Some Pacific nations had relations with the People’s Republic of China and others with Taiwan. This was a challenge. Solomon Islands had switched from Taiwan to the People’s Republic and that was seen to be a result of pressure from Beijing.
“We’ve had diplomatic relations with China since independence. So, we’ve had a long relationship with China in that time. But we’ve also had great relations with Taiwan. We have separate arrangements with them. They have a trade office here in Papua New Guinea, Port Moresby. And so, we’ve been able to deal with both parties for quite a long time.”

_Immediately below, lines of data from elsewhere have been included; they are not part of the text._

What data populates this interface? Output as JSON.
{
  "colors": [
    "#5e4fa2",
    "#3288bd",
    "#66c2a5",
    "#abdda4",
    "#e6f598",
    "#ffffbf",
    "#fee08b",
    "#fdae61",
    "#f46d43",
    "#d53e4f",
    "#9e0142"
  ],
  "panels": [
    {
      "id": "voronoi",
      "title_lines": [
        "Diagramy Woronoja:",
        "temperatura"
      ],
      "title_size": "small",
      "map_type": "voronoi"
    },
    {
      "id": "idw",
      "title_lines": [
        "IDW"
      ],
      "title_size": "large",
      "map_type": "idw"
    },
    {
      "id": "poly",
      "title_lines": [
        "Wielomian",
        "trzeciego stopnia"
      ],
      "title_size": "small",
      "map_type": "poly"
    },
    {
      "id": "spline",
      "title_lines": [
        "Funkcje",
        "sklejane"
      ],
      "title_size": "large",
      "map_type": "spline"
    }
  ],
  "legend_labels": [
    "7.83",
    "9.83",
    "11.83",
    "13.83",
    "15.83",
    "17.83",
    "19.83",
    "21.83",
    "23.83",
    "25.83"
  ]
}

Sir Rabbie said there had always been pressure from Beijing to stop Taiwan setting up even a trade mission in PNG. “But in the end, we managed to persuade them that the trade mission was primarily for trade and investment purposes, that we wanted the Taiwanese government to assist, where they have offered previously, to assist us in projects which they have the expertise to assist us with, particularly in agriculture. And so, they’ve been fairly happy in that area for over 30 years now in assisting us in agriculture, particularly with rice, you know? Rice cultivation, rice research, rice production.”

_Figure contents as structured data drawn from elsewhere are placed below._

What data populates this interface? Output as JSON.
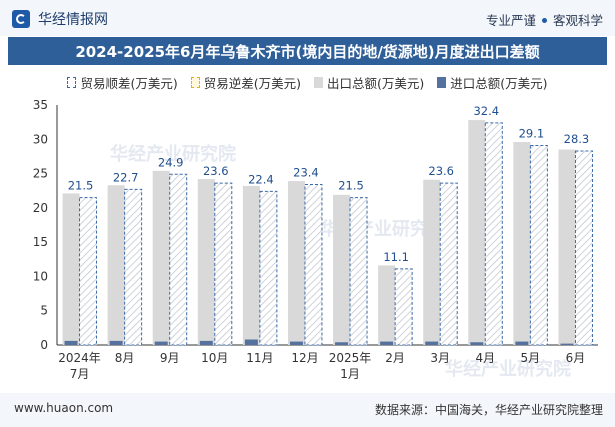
{
  "header": {
    "brand": "华经情报网",
    "tag1": "专业严谨",
    "tag2": "客观科学"
  },
  "watermark": "华经产业研究院",
  "footer": {
    "website": "www.huaon.com",
    "source": "数据来源：中国海关，华经产业研究院整理"
  },
  "colors": {
    "export": "#d9d9d9",
    "import": "#55719e",
    "surplus_border": "#3c6aa6",
    "title_bg": "#2f5f98"
  },
  "chart_data": {
    "type": "bar",
    "title": "2024-2025年6月年乌鲁木齐市(境内目的地/货源地)月度进出口差额",
    "legend": [
      "贸易顺差(万美元)",
      "贸易逆差(万美元)",
      "出口总额(万美元)",
      "进口总额(万美元)"
    ],
    "categories": [
      [
        "2024年",
        "7月"
      ],
      [
        "8月"
      ],
      [
        "9月"
      ],
      [
        "10月"
      ],
      [
        "11月"
      ],
      [
        "12月"
      ],
      [
        "2025年",
        "1月"
      ],
      [
        "2月"
      ],
      [
        "3月"
      ],
      [
        "4月"
      ],
      [
        "5月"
      ],
      [
        "6月"
      ]
    ],
    "series": [
      {
        "name": "出口总额(万美元)",
        "values": [
          22.1,
          23.3,
          25.4,
          24.2,
          23.2,
          23.9,
          21.9,
          11.6,
          24.1,
          32.8,
          29.6,
          28.5
        ]
      },
      {
        "name": "进口总额(万美元)",
        "values": [
          0.6,
          0.6,
          0.5,
          0.6,
          0.8,
          0.5,
          0.4,
          0.5,
          0.5,
          0.4,
          0.5,
          0.2
        ]
      },
      {
        "name": "贸易顺差(万美元)",
        "values": [
          21.5,
          22.7,
          24.9,
          23.6,
          22.4,
          23.4,
          21.5,
          11.1,
          23.6,
          32.4,
          29.1,
          28.3
        ]
      }
    ],
    "labels": [
      "21.5",
      "22.7",
      "24.9",
      "23.6",
      "22.4",
      "23.4",
      "21.5",
      "11.1",
      "23.6",
      "32.4",
      "29.1",
      "28.3"
    ],
    "ylim": [
      0,
      35
    ],
    "yticks": [
      0,
      5,
      10,
      15,
      20,
      25,
      30,
      35
    ]
  }
}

Asked if PNG might ultimately have to decide between Australia and China, Sir Rabbie replied that “hopefully” matters would not come to that, but PNG would have to assess its own position in accordance with its independent foreign policy. Until now, it had very good relations with China as well as with Australia.

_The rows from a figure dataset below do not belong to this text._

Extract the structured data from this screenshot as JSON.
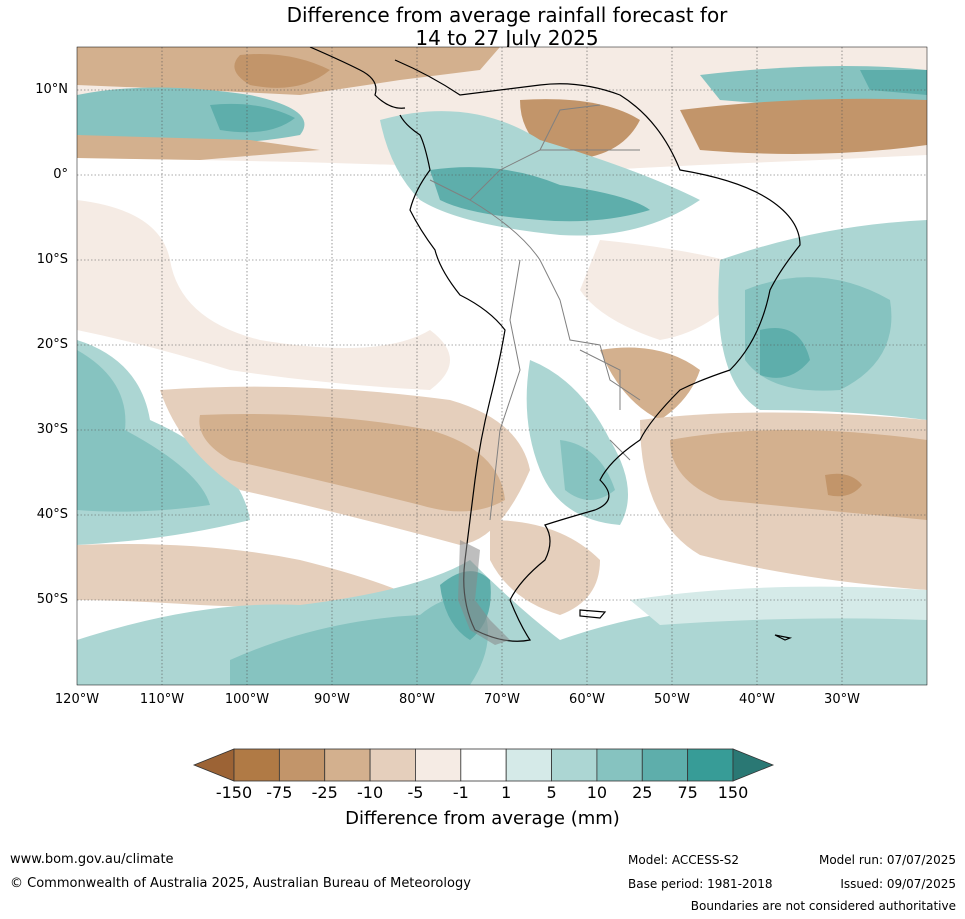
{
  "title": {
    "line1": "Difference from average rainfall forecast for",
    "line2": "14 to 27 July 2025"
  },
  "map": {
    "lat_labels": [
      "10°N",
      "0°",
      "10°S",
      "20°S",
      "30°S",
      "40°S",
      "50°S"
    ],
    "lon_labels": [
      "120°W",
      "110°W",
      "100°W",
      "90°W",
      "80°W",
      "70°W",
      "60°W",
      "50°W",
      "40°W",
      "30°W"
    ]
  },
  "legend": {
    "tick_labels": [
      "-150",
      "-75",
      "-25",
      "-10",
      "-5",
      "-1",
      "1",
      "5",
      "10",
      "25",
      "75",
      "150"
    ],
    "colors": [
      "#9c6335",
      "#b07a45",
      "#c2956a",
      "#d3b08e",
      "#e5cfbc",
      "#f5ebe4",
      "#ffffff",
      "#d5eae8",
      "#acd6d3",
      "#86c3c0",
      "#5eaeab",
      "#379c97",
      "#2a7874"
    ],
    "title": "Difference from average (mm)"
  },
  "footer": {
    "website": "www.bom.gov.au/climate",
    "copyright": "© Commonwealth of Australia 2025, Australian Bureau of Meteorology",
    "model": "Model: ACCESS-S2",
    "model_run": "Model run: 07/07/2025",
    "base_period": "Base period: 1981-2018",
    "issued": "Issued: 09/07/2025",
    "disclaimer": "Boundaries are not considered authoritative"
  }
}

“Obviously, any choice, if it has to be made, has to be assessed and analysed by the government at the time to see what is best in our national interests. But I know that the vast majority of our people here regard Australia as a very close friend.”
PNG had inherited much from Australia in terms of its administration and institutions and he did not believe it would be difficult for it to make that choice.
Sir Rabbie said Australia’s Pacific step-up aid program to the region was a good initiative because, for a long time, Pacific leaders felt that Australia was focusing more on international issues further away and at the expense of the Pacific. “And therefore, debts were developing, which resulted in other parties coming in and attempting to take advantage of those debts, both in terms of development assistance, as well as investment, and other forms of assistance to the area.
“Since Pacific step-up, obviously, I mean, I think some balance has been brought to bear. And I think the people of the Pacific are now, at least in terms of PNG, are now beginning to appreciate again that we do have a friend who is a neighbour as well that is prepared to devote a bit more time and effort and resources to assist within the region because she is part of the region.”
The Coral Sea communications cable to Solomon Islands had generated tremendous goodwill.
There were still tensions over climate change, Sir Rabbie said, and that had been demonstrated at regional forums.
“It’s a major challenge. It’s complex, and it’s something that needs to continue to be on the table for leaders to discuss because it is not a black and white issue. Australia’s interests obviously have to be appreciated. But the Pacific leaders also feel very strongly that their concerns in relation to climate change and the impact of that on populations, on land, as well as on other aspects of life need to be considered seriously.”